Ashish Kumar, MD, PhD, a physician-scientist at Cincinnati Children’s.

Dr. Kumar

The standard therapy for LCH and histiocytic disorders, chemotherapy, is not often effective — 30% of patients relapse after one year, and 15% to 20% of patients don't respond to the treatment. Knowing that the standard therapy does not work for many patients, Ashish Kumar, MD, PhD, a physician-scientist at Cincinnati Children's, has been exploring a new treatment approach that is a game changer for children with LCH and histiocytic disorders.

In 2014, Kumar started treating an infant with LCH who did not respond to multiple rounds of chemotherapy. While some of the child’s organs responded, his liver numbers remained abnormal.

After two years of failed treatment, Kumar decided to try something new. He remembered learning about promising gene inhibitor treatments for melanoma and pediatric brain tumors. The gene inhibitor, dabrafenib, blocked the BRAF gene mutation, which causes some melanoma and pediatric brain tumors. Since LCH can also be caused by a BRAF mutation, Kumar wondered whether dabrafenib would also work with his young patient.

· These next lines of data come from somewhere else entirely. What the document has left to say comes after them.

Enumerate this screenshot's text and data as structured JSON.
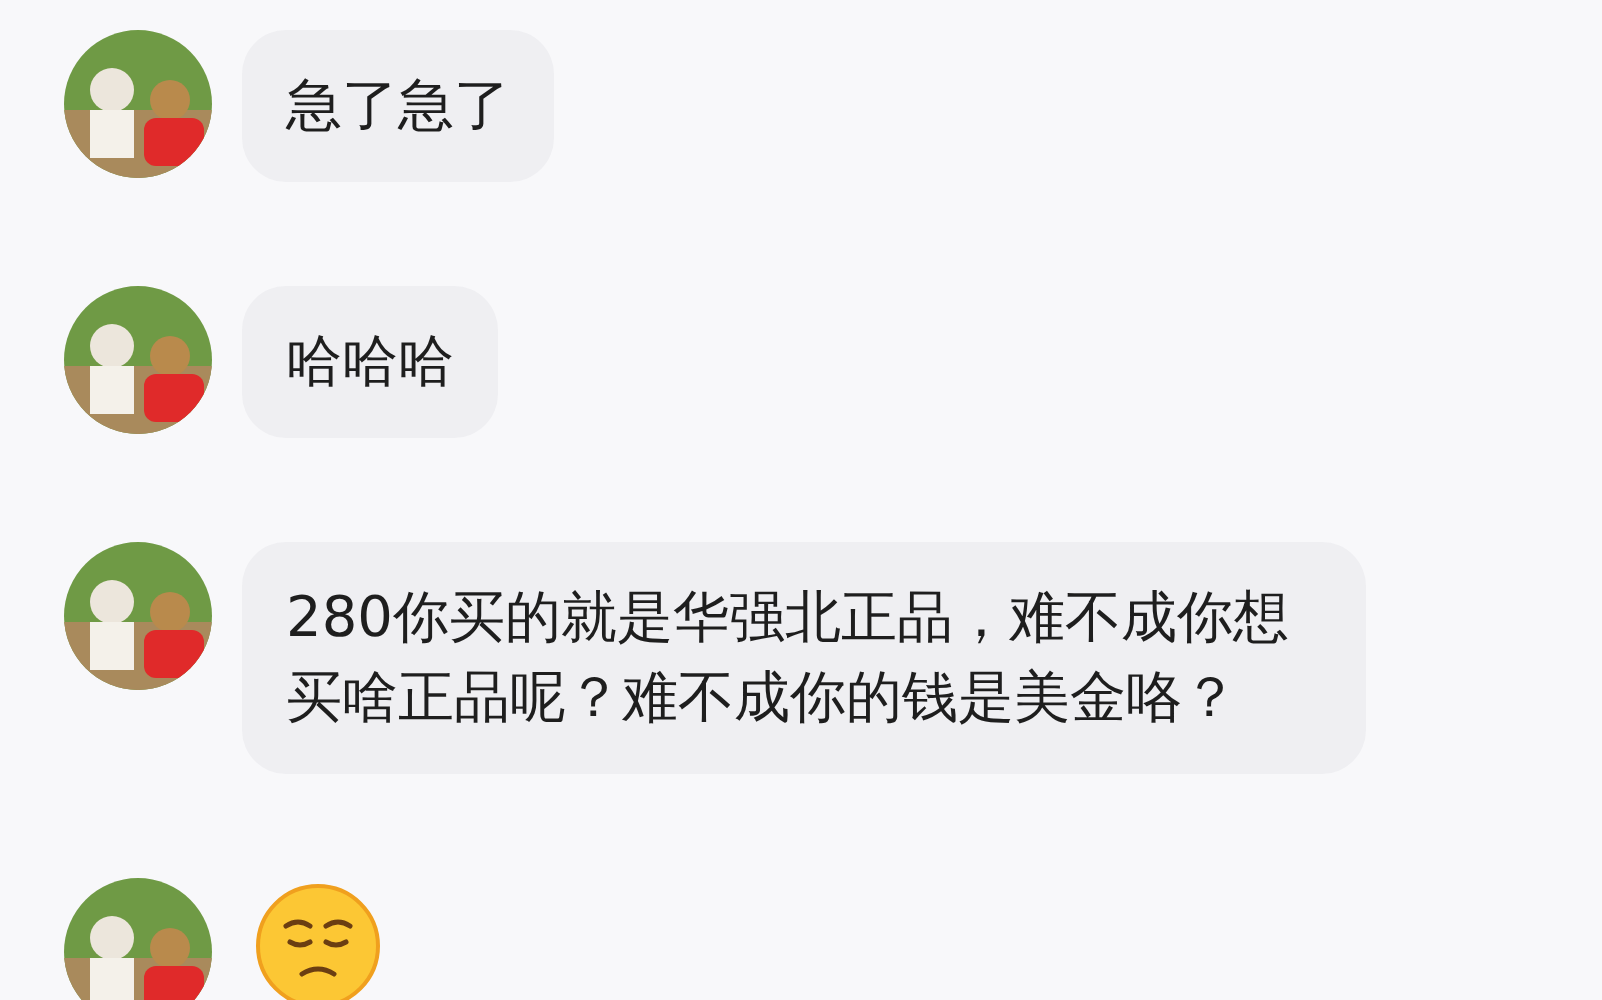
{
  "messages": [
    {
      "kind": "text",
      "text": "急了急了"
    },
    {
      "kind": "text",
      "text": "哈哈哈"
    },
    {
      "kind": "text",
      "text": "280你买的就是华强北正品，难不成你想买啥正品呢？难不成你的钱是美金咯？"
    },
    {
      "kind": "emoji"
    }
  ]
}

After confirming that LCH was causing the child’s liver disease, Kumar’s team also found mutated BRAF genes in one of the patient’s liver biopsies. A short while later, Kumar started the child on dabrafenib.

Four weeks after starting dabrafenib, the child showed no signs of liver disease. Kumar repeated this treatment approach with similar patients and continued to see positive results.

Since he started exploring the gene inhibitor therapy in 2016, Kumar has seen a 100% success rate in every patient who has used the treatment. The children who have received this therapy at Cincinnati Children's have not relapsed and experienced fewer side effects compared to the standard chemotherapy treatment. Cincinnati Children's is the only center in the country offering this groundbreaking therapy as a frontline treatment.

With this new treatment, LCH is no longer a life-threatening disorder for infants and children. Kumar is now exploring a clinical trial that would study this treatment with a goal of it someday becoming the new standard of care.